The NHG guideline “Prevention of stomach complications due to drug use (NL)” and the knowledge document proton pump inhibitors (NL) indicate that a PPI is indicated as stomach protection based on risk factors, such as age, ulcer or history of stomach complications, NSAID dosing, co-medication with an increased risk of stomach complications and comorbidities, such as rheumatoid arthritis, heart failure or diabetes (4 - 6). By prescribing PPIs based on risk factors for stomach protection, unnecessary PPI use can be reduced, thereby preventing environmental impact.
Clinical care
Treatment with oral antibiotics when bioavailability is good
Based on a recent opinion article This intervention has been selected in the NTvG by Kaal et al. This article recommends that there is more room for oral antibiotic initiation, but does not describe clinically tested interventions. This intervention will therefore be further developed on the basis of available scientific literature and will follow at a later date.
Clinical care
Sharing the indication and intended treatment duration of multiple anticoagulant therapies with primary care
The prescription of multiple anticoagulant therapy (e.g. double or triple therapy with anticoagulants and antiplatelet agents) is complex and associated with an increased risk of bleeding. Patients often use these combinations temporarily, for example after acute coronary syndrome, percutaneous coronary intervention, or concomitant atrial fibrillation and stent implantation (1). European and Dutch guidelines therefore emphasize that double or triple therapy is never indicated for life, but always has a limited treatment period, depending on the clinical situation and the individual balance between the risk of bleeding or an ischemic event (1).
In practice, however, it appears that these drugs are regularly used for too long or are continued without a current indication, which significantly increases the risk of serious, preventable bleeding. For example, research in Dutch pharmacies showed that 14— 23% of patients who used dual anticoagulation no longer had a valid indication (2). During hospitalization, it was found that more than 40% of patients with multiple anticoagulant therapies used these combinations incorrectly (3). This risks bleeding complications, and thus unnecessary hospital admissions (4), but also contributes to unnecessary costs and environmental impact.

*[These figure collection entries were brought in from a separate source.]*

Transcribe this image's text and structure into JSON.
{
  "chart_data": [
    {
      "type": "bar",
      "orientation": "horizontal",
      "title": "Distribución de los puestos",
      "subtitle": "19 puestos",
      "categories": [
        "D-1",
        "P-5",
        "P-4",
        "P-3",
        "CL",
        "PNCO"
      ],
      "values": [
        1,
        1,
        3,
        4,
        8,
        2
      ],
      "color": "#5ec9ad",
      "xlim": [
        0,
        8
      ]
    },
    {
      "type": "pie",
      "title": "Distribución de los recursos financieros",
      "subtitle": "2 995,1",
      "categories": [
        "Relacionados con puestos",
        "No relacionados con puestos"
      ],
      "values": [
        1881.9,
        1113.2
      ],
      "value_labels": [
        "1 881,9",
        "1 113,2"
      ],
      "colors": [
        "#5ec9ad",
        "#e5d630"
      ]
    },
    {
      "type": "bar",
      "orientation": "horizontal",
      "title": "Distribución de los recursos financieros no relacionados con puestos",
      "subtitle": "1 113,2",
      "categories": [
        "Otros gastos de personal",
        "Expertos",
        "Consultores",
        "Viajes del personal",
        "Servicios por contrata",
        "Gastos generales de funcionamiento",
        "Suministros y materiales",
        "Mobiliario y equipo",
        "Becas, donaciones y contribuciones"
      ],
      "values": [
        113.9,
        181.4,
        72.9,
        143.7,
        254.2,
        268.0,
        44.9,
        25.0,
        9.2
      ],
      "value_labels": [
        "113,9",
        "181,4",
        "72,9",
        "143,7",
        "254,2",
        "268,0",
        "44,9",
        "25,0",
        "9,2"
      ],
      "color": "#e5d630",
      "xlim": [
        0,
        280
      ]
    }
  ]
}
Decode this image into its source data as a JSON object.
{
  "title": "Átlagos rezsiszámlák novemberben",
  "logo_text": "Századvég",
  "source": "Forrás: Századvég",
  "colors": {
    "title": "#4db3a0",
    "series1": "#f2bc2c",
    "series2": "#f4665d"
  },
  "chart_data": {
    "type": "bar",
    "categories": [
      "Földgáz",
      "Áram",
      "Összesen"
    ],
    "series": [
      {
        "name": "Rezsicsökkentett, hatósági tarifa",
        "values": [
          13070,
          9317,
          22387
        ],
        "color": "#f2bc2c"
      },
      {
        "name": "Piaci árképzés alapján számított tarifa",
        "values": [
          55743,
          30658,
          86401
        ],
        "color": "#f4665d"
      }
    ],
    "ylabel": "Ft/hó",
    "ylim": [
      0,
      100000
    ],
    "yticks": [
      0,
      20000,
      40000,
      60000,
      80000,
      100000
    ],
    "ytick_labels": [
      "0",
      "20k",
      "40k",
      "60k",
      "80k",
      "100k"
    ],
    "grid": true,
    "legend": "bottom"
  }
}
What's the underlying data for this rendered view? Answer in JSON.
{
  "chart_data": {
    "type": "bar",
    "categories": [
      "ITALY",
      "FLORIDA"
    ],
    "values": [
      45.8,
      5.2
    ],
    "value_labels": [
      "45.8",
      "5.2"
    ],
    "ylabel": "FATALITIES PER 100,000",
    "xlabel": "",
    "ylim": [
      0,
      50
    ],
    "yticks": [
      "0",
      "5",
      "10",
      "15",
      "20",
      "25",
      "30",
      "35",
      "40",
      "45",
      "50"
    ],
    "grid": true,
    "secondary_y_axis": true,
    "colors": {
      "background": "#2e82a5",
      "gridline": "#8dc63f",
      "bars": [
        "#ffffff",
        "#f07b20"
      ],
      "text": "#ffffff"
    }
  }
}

To prevent this, clear communication during dismissal and transfer is crucial. Explicitly sharing the indication and the intended treatment duration with primary care (general practitioner and pharmacist) enables follow-up care providers to continue treatment responsibly or to stop it in time. This contributes to medication safety, reduces the risk of complications and prevents unnecessary drug use.
Clinical care
Administer antiemetics orally and/or rectally instead of intravenously
Antiemetics, such as 5HT3 antagonists (e.g. ondansetron and granisetron) and dopamine antagonists (e.g. metoclopramide), are widely used in clinical care to prevent and treat nausea and vomiting, for example postoperatively or during chemotherapy. Research shows that antiemetics administered enterally (e.g., orally or rectally) at an equivalent dose usually have a similar effectiveness and safety to those administered intravenously (IV) (1-2).

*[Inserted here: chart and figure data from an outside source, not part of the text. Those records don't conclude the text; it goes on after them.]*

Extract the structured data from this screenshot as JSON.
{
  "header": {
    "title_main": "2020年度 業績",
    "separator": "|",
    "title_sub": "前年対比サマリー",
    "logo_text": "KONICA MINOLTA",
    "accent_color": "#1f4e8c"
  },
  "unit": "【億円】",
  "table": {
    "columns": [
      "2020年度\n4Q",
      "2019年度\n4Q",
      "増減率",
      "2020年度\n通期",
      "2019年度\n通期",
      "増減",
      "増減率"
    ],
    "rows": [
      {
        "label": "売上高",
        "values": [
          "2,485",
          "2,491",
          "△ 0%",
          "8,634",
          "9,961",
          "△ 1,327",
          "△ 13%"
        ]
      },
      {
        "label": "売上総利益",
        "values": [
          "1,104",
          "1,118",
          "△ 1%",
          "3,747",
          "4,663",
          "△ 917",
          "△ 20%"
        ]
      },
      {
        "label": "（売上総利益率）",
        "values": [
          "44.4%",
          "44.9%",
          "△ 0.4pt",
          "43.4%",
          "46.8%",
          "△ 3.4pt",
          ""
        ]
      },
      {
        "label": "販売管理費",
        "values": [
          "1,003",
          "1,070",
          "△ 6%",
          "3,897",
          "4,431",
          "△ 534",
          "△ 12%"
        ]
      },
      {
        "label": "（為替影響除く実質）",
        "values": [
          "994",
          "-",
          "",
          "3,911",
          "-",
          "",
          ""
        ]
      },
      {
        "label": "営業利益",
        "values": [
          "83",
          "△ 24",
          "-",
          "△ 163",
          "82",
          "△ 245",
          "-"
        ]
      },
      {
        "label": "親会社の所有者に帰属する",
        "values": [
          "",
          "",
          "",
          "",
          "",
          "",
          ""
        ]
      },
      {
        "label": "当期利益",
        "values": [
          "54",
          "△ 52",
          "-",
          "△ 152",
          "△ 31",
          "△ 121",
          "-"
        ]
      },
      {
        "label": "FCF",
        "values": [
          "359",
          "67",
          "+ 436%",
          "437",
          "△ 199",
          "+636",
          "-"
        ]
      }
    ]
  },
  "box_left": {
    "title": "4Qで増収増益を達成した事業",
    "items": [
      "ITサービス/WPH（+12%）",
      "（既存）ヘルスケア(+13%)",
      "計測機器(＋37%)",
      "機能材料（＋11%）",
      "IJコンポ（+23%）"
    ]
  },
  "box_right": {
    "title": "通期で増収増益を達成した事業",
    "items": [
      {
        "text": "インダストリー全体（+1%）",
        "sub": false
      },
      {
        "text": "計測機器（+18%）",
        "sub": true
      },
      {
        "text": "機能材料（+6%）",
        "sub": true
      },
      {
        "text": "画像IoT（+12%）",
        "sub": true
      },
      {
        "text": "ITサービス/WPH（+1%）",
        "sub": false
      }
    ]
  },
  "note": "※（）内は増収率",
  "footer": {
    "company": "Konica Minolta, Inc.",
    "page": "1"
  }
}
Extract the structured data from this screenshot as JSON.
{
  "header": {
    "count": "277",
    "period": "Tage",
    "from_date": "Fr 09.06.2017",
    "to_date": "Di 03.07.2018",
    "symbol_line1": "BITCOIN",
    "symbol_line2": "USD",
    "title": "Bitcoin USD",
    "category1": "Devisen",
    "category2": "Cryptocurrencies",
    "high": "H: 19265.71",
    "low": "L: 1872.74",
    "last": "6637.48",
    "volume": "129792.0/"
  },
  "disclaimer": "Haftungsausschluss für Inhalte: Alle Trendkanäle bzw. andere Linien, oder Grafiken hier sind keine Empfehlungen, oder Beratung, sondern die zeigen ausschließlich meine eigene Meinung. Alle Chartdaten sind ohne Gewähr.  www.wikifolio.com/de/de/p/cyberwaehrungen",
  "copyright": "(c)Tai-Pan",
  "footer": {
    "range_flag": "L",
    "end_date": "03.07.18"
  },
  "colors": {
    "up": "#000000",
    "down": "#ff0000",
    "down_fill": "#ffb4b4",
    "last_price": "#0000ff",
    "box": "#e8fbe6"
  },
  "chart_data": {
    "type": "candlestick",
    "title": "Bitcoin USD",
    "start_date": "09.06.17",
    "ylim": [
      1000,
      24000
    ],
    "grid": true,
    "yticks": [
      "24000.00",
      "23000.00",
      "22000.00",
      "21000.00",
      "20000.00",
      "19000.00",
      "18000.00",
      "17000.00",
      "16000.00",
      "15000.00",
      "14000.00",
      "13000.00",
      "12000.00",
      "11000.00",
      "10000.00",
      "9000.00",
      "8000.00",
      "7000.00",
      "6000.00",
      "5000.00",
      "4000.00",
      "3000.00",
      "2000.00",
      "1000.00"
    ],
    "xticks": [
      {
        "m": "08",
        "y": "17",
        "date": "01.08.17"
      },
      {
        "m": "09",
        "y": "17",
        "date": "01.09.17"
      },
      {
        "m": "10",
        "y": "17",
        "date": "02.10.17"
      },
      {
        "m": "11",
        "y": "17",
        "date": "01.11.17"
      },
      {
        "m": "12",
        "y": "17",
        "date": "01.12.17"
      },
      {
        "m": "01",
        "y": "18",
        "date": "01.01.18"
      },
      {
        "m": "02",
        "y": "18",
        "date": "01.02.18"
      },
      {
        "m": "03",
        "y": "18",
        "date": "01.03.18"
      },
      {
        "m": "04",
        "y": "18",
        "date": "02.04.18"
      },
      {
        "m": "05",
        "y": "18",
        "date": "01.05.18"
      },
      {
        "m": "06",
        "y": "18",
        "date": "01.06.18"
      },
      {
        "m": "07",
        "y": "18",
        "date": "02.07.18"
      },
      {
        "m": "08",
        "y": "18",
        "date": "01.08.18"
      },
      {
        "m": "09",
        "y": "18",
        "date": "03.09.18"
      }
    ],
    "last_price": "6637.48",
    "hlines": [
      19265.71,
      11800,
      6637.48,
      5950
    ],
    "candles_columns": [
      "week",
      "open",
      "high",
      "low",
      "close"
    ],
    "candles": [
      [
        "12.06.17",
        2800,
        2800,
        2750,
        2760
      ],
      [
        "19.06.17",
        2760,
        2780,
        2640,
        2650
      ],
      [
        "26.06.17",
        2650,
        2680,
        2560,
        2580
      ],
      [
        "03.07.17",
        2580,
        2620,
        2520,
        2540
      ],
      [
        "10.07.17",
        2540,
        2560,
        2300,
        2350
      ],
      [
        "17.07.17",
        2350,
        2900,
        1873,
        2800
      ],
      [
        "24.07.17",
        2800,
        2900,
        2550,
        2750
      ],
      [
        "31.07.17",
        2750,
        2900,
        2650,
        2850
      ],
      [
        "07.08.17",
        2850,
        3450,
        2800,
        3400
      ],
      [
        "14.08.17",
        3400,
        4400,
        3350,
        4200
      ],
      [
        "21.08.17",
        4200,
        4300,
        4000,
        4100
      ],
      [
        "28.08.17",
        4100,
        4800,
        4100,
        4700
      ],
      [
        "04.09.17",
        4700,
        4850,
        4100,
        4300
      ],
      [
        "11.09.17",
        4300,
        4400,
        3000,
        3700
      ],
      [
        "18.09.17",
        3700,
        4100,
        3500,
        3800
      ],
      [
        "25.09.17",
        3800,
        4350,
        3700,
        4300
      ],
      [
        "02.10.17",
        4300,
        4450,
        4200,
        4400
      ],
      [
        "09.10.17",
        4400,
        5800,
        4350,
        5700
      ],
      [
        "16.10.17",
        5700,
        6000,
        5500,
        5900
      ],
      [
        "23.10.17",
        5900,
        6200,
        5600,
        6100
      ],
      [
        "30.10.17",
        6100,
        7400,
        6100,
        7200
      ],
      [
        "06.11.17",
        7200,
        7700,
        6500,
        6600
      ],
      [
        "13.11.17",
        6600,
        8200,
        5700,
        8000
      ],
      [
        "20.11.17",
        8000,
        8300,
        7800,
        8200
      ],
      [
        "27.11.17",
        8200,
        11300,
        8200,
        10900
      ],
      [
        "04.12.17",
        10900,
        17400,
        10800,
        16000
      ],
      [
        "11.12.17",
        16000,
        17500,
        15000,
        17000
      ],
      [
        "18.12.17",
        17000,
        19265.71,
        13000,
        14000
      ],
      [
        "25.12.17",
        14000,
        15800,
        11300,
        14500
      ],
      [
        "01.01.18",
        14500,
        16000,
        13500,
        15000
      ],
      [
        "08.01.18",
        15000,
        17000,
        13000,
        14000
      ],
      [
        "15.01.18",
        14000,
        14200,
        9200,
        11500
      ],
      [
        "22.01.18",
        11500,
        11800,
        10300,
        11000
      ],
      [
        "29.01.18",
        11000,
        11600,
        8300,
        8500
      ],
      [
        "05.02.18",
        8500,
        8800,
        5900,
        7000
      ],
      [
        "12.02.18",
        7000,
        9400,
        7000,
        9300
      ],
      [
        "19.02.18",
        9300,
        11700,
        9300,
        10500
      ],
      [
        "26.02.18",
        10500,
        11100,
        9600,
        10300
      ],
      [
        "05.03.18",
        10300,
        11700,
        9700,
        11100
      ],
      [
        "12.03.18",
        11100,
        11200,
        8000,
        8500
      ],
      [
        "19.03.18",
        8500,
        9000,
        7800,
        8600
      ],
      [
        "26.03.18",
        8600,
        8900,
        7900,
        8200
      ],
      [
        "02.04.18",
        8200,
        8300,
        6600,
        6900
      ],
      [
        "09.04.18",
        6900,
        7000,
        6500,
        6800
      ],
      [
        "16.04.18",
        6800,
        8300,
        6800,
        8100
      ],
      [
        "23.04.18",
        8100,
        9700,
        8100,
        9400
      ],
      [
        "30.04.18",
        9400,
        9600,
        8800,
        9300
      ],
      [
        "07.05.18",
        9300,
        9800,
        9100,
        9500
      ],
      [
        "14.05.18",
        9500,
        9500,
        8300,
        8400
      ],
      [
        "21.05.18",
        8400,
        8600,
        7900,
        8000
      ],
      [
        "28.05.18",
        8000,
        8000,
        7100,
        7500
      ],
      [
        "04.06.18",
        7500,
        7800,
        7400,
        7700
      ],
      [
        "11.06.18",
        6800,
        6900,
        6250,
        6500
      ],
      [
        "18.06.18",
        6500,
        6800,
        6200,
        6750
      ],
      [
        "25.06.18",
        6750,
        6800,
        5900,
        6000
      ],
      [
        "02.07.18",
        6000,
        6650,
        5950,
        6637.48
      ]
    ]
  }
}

The oral/rectal route contributes to greater comfort and autonomy. In addition, the use of oral/rectal medication is more cost-effective and sustainable, because fewer disposable materials are required than intravenous administration (3). In situations where oral administration is not feasible, such as severe nausea or vomiting, rectal administration may sometimes still be chosen. IV administration is only eligible if this is not possible. This is further detailed in the NVZA monographs (4-6).